DeKalb Records Staggering April Jobless Rate of 22.4%- 8th Highest in State

May 29, 2020
By: Dwayne Page

Statistics released today by the Tennessee Department of Labor and Workforce Development show a staggering increase in unemployment for each of Tennessee’s 95 counties in April as many businesses closed to help slow the spread of COVID-19.

At 22.4%, DeKalb County recorded the 8th highest April county unemployment rate in Tennessee, up by 18.4% from the 4% DeKalb jobless rate for March. The local unemployment rate for April, 2019 was 3.6%.

DeKalb County’s labor force for April was 7,793 compared to 7,724 in March while the number of unemployed jumped from 357 in March to 1,746 in April. A total of 6,047 DeKalb Countians were working in April, down from 7,367 in March.

Jobless rates for April among the fourteen counties in the Upper Cumberland region were as follows from highest to lowest:

Warren: 24.3%
DeKalb: 22.4%
Van Buren: 20.1%
Jackson: 17.1%
White: 16.9%
Cannon: 16.2%
Putnam 14.7%
Smith: 14.3%
Macon: 13.9%
Clay: 13.7%
Overton: 13.6%
Cumberland: 12.7%
Pickett: 10.6%
Fentress: 10.1%

The unprecedented and historic spike in unemployment impacted some counties more drastically than others, but no area of Tennessee escaped the pandemic’s effect on the state’s workforce.

Fayette County had Tennessee’s lowest unemployment rate in April.
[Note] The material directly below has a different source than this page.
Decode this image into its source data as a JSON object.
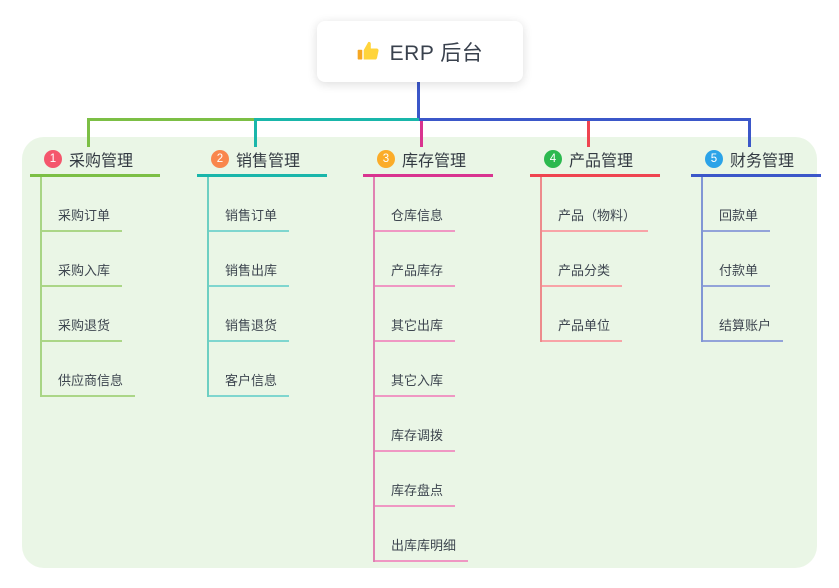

At 9.4%, the county’s rate increased by 6.1 percentage points when compared to its revised March rate of 3.3%.

Weakley County had the second-lowest unemployment rate for the month at 9.6%, followed by Hardeman County at 9.7%.

Fayette, Weakley, and Hardeman were the only counties in the state with unemployment rates below 10% in April.

Sevier County recorded Tennessee’s highest unemployment rate for the month. The county’s new jobless figure of 29.5% represents a staggering spike of 26 percentage points when compared to its revised March rate of 3.5%.

Neighboring Cocke County had the second-highest jobless rate in April at 25.6%, a 20.9 percentage point increase from the previous month. Grundy County ranked third-highest with a rate of 25.3%, which is a 21.1 percentage point spike when compared to March’s rate.

When comparing Tennessee’s three largest cities, Nashville had the highest unemployment rate in April. The city’s rate of 15.9% is a 13.5 percentage point increase over its revised March rate of 2.4%. Memphis recorded a rate of 14.3%, a spike of 10.1 percentage points from the previous month, and Knoxville’s April rate of 14.7% is an 11.8 percentage point jump.

Statewide, unemployment reached a historic high in April. The seasonally adjusted rate of 14.7% surpassed the previous all-time high figure of 12.9% in January 1983.

Unlike the statewide unemployment rate, county unemployment statistics are not seasonally adjusted.